Estradiol (E2) is the primary estrogenic product of aromatization, and is the level of concern for anabolic steroid users and men in general, and the normal and healthy levels of estradiol in plasma set by the medical community are between 14 and 55 pg/mL.
The units of measurement can vary depending on the units used in different countries, but picograms per milliliter (pg/mL) is usually the standard.
If a blood test is not available, the only way to know an individual's estrogen levels is through signs and symptoms, which are discussed in the next section of this article, Estrogen Side Effects.
Finally, if an aromatase inhibitor is used to lower estrogen levels, estrogen levels should not reach severely low levels for more than the minimum period of time (or more than a week) necessary to alleviate estrogen side effects.
Chronically low serum estrogen levels can lead to a number of disturbances in normal physiologic function, many of which can be extremely uncomfortable for the individual or pose significant health risks.
Many competitive and professional bodybuilders use strong aromatase inhibitors prior to competitions, but it is important to understand that these do not last more than a few days and are often very uncomfortable for the bodybuilder.
Medical references:
[1] Combination therapy of cyproterone acetate and testosterone enanthate as a potentially highly effective male contraceptive. C Meriggola et al. J Clin Endocrinol Metab 81(8) 3018-23, 1996.
[2] Rosano GM, Panina G (1999). "Estrogen and the heart". Therapeutics 54(3): 381-5. PMID 10500455.
[3] Alliomaki K et al. 1996. Clinical features of primary ovarian failure due to point mutations in the follicle stimulating hormone receptor gene. J Clin Endocrinol Metab. 81:3722-6.
[4] Espey LL and H Lipner. 1994. ovulation. In: E. Knobil and J Neill, eds. Physiology of reproduction, 2nd edn . New York: Raven Press, pp. 725-80.
[5] High-density lipoprotein cholesterol is not reduced by administration of aromatized androgens. Friedl K, Hannan C, et al. Metabolism 39(1) 1990.
[6] Effects of tamoxifen, aminoglutethimide, and goserelin on human plasma IGF-1 levels in breast cancer patients. J Steroid Biochem Mol Bio 41:5413, 1992.
[7] Activation of the somatotropic axis by testosterone in adult males: evidence for the role of aromatization. Jacqueline. Endocrinol Metab 76:1407-12 1993.
[8] Regulation of cytoplasmic androgen receptors in rhabdomyolysis by sex steroids. Endocrinology. September 1984. 115(3):862-6.
[9] Malnick S, Somin M, Goland S. Gonadal steroids and body composition, strength, and sexual function in men. N Engl J Med. 2013 Dec 19;369(25):2456. doi: 10.1056/NEJMc1313169#SA4.
[10] Breedlove, SM, and AP Arnold. 1980. Hormone accumulation in the sexually dimorphic motor nucleus of the rat spinal cord. Science 210:564-6.
[11] Zenab Amin et al. Effects of estrogen-serotonin interactions on mood and cognition. Behav Cogn Neurosci Reviews 4(1) 2005:43-58.
[12] Chiara M Portas et al. Serotonin and the sleep/wake cycle: special emphasis on studies of otodialysis. Progress in neurology 60(200) 13-35.
[13] Reduced serotonin transporter in patients with chronic fatigue syndrome. Neuroreport 2004 Dec 3;15(17):2571-4.
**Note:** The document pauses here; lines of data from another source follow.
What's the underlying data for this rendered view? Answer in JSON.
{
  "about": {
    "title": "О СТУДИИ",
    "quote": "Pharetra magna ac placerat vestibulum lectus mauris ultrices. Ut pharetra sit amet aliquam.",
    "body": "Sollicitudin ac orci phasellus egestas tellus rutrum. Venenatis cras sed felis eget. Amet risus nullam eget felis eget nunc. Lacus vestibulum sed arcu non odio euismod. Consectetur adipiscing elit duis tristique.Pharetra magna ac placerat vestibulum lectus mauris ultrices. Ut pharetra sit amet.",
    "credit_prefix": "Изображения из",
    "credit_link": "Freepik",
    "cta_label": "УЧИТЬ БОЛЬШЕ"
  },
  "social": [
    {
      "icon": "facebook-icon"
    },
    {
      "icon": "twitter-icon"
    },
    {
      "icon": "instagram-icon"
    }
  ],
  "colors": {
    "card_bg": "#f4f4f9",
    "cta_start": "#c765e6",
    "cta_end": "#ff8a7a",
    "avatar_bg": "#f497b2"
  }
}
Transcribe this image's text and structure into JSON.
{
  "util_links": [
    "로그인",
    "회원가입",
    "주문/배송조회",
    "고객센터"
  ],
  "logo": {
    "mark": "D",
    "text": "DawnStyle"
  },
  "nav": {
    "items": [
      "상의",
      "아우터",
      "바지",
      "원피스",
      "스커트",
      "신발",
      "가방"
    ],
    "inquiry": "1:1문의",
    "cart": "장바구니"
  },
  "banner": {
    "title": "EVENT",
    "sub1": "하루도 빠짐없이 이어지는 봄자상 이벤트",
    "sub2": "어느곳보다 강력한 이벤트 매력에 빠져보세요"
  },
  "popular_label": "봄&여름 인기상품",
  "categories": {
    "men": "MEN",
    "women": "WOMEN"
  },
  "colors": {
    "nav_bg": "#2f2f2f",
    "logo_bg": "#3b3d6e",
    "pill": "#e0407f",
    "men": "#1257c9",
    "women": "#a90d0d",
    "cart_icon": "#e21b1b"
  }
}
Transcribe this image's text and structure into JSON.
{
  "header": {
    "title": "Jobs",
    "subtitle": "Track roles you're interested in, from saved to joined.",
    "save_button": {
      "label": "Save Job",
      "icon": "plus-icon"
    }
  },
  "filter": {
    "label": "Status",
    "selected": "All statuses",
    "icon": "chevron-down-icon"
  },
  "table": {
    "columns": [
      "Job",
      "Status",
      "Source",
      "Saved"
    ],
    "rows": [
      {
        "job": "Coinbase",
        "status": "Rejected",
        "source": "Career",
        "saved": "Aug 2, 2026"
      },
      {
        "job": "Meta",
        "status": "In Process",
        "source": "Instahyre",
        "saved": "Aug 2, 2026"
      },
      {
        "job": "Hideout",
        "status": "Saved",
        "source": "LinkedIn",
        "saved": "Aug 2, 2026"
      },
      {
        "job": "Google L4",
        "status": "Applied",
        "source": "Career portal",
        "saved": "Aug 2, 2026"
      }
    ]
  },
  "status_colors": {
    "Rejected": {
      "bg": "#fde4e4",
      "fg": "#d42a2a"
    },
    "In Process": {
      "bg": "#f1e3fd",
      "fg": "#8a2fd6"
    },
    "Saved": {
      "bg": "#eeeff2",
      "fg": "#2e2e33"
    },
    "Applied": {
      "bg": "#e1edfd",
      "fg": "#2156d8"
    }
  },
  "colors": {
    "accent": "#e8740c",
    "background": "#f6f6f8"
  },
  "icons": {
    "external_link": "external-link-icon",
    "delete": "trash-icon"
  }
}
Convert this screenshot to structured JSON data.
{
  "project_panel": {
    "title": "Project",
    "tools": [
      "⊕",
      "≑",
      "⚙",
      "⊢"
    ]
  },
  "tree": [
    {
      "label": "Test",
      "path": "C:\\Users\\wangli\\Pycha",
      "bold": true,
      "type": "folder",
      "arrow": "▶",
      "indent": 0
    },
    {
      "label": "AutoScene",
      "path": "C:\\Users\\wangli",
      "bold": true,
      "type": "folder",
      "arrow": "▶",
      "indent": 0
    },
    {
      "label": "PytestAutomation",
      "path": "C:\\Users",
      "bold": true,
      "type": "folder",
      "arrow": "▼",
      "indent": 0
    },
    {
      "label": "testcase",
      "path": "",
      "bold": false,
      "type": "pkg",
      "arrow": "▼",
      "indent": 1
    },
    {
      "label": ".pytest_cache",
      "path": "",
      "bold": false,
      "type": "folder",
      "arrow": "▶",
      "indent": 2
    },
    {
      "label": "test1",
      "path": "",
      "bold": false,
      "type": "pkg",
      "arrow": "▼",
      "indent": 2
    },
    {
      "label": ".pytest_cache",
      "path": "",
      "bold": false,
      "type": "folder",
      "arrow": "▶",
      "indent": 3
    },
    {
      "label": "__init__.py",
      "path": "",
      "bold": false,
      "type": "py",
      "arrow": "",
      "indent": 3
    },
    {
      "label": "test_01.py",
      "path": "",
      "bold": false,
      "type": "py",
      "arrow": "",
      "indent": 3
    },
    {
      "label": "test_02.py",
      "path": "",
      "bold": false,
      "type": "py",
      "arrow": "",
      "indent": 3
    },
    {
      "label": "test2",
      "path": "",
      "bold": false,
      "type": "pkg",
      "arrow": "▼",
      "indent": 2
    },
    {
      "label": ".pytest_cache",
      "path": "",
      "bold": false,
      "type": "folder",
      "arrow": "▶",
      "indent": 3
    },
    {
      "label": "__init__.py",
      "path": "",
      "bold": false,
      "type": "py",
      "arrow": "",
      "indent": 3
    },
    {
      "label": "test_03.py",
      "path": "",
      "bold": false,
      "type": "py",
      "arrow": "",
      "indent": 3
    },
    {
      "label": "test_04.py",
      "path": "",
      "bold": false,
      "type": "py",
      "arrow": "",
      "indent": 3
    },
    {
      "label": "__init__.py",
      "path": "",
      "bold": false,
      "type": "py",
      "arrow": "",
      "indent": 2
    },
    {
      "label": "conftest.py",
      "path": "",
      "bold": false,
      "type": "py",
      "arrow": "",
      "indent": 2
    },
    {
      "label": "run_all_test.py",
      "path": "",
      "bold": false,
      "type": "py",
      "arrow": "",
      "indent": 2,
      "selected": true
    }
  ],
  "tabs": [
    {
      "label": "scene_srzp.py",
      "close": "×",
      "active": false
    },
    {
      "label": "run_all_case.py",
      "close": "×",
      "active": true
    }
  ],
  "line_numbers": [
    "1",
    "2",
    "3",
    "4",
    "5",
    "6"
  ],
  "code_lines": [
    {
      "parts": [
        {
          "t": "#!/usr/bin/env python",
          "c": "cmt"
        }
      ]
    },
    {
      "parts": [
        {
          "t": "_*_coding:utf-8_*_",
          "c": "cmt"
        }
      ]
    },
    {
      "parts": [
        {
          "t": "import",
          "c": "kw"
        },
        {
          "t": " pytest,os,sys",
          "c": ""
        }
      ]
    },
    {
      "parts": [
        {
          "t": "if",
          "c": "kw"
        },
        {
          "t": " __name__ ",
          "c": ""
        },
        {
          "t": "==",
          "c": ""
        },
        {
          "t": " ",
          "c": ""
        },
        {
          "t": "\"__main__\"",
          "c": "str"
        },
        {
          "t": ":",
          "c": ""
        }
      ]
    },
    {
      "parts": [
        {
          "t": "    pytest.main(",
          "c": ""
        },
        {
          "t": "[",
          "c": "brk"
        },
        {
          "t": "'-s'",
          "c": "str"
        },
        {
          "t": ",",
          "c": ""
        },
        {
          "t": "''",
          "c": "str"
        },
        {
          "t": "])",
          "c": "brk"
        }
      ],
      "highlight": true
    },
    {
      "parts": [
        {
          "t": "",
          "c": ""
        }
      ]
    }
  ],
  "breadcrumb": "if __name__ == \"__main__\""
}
[14] Narita M et al. Association between serotonin transporter gene polymorphisms and chronic fatigue syndrome. Biochem Biophys Res Commun 2003 Nov 14;311 (2)264-6.
[15] Dickerson LM et al. Premenstrual syndrome. Am Fam Physician 2003 Apr 15;67(8):1743-52.
[16] The "Stages of Anastrozole in Women with Asymptomatic Mullerian Cancer" Trial. Obstetrics & Gynecology On Call. December 2003;91(3):596-602.
[17] Letrozole. A review of its use in postmenopausal women with advanced breast cancer. Pharmaceutics. December 1998;56(6):1125-40. review.
[18] Exemestane: a review of clinical efficacy and safety. Breast. June 2001;10(3):198-208.
[19] A study of a new aromatase inhibitor, fadrozole, in postmenopausal women with advanced metastatic breast cancer. J Clin Oncol. 1992 Jan;10(l):111-6.